Petit rappel : (Tube N° 17, 1982, p 43-44, par R. Courbis)

•  Premier traçage à partir de l'aven des Blaches.

L'injection d'un kilogramme de fluorescéine avec des fluo-capteurs installés dans toute la vallée de la Louyre a donné les résultats suivants :

•  positif : résurgence de Chabanne 1 et 2 (dûe à une crue) et passage par la Combe Rageau

•  négatif : source de Louyre (ce système est indépendant)

•  Deuxième traçage réalisé en deux fois à la combe Rageau (espacés de 6 mois). Deux puis quatre kilogrammes de fluorescéine sont injectés.

•  positif : Chabanne 1 et 2, le Pontet (à Vogüe)

•  négatif : source en face Chabanne et toutes les sources de la plaine d'Aubenas, résurgence de l'Echelette, des Estugnes (à Vogüe)
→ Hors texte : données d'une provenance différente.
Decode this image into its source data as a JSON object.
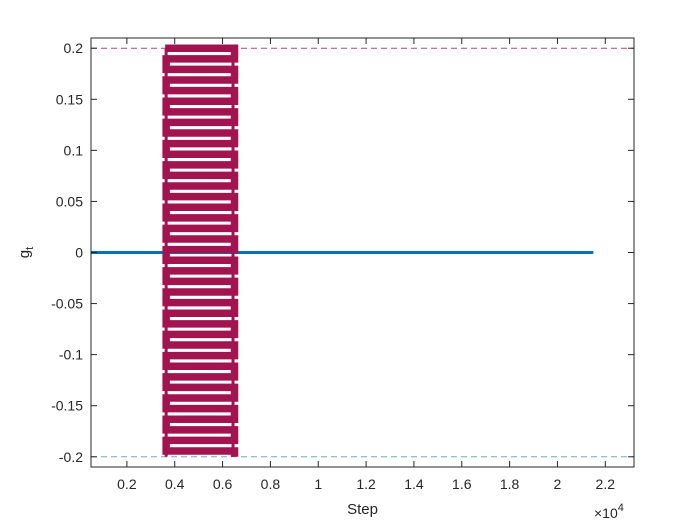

La conclusion de cette campagne est la mise en évidence d'une relation entre les Blaches, la Combe Rageau, Chabanne et le Pontet.

Campagne de coloration lors de l'étiage exceptionnel de l'été 2003

Ces informations sont relevées d'après le rapport préliminaire de la CERGA.

Mesures préliminaires :

Nous avons mis en place en début d'été, une série de mesures de température sur certains points d'eau : Estugne Nord, Estugne Sud, Pontet Nord, Pontet Sud. Ces mesures ont été surveillées sur 45 jours ainsi que la hauteur des vasques. Globalement, les Estugnes présentent une température très stable, dans une moyenne de 14 degrés + ou – 0,1 degré. Les Pontets sont de 0,2 degré plus frais avec une variation de + ou – 0,2 degré. A noter un phénomène intéressant dans les Estugnes Sud, il existe une vasque, à l'entrée, sur la gauche dont la température est de 12,9 degrés.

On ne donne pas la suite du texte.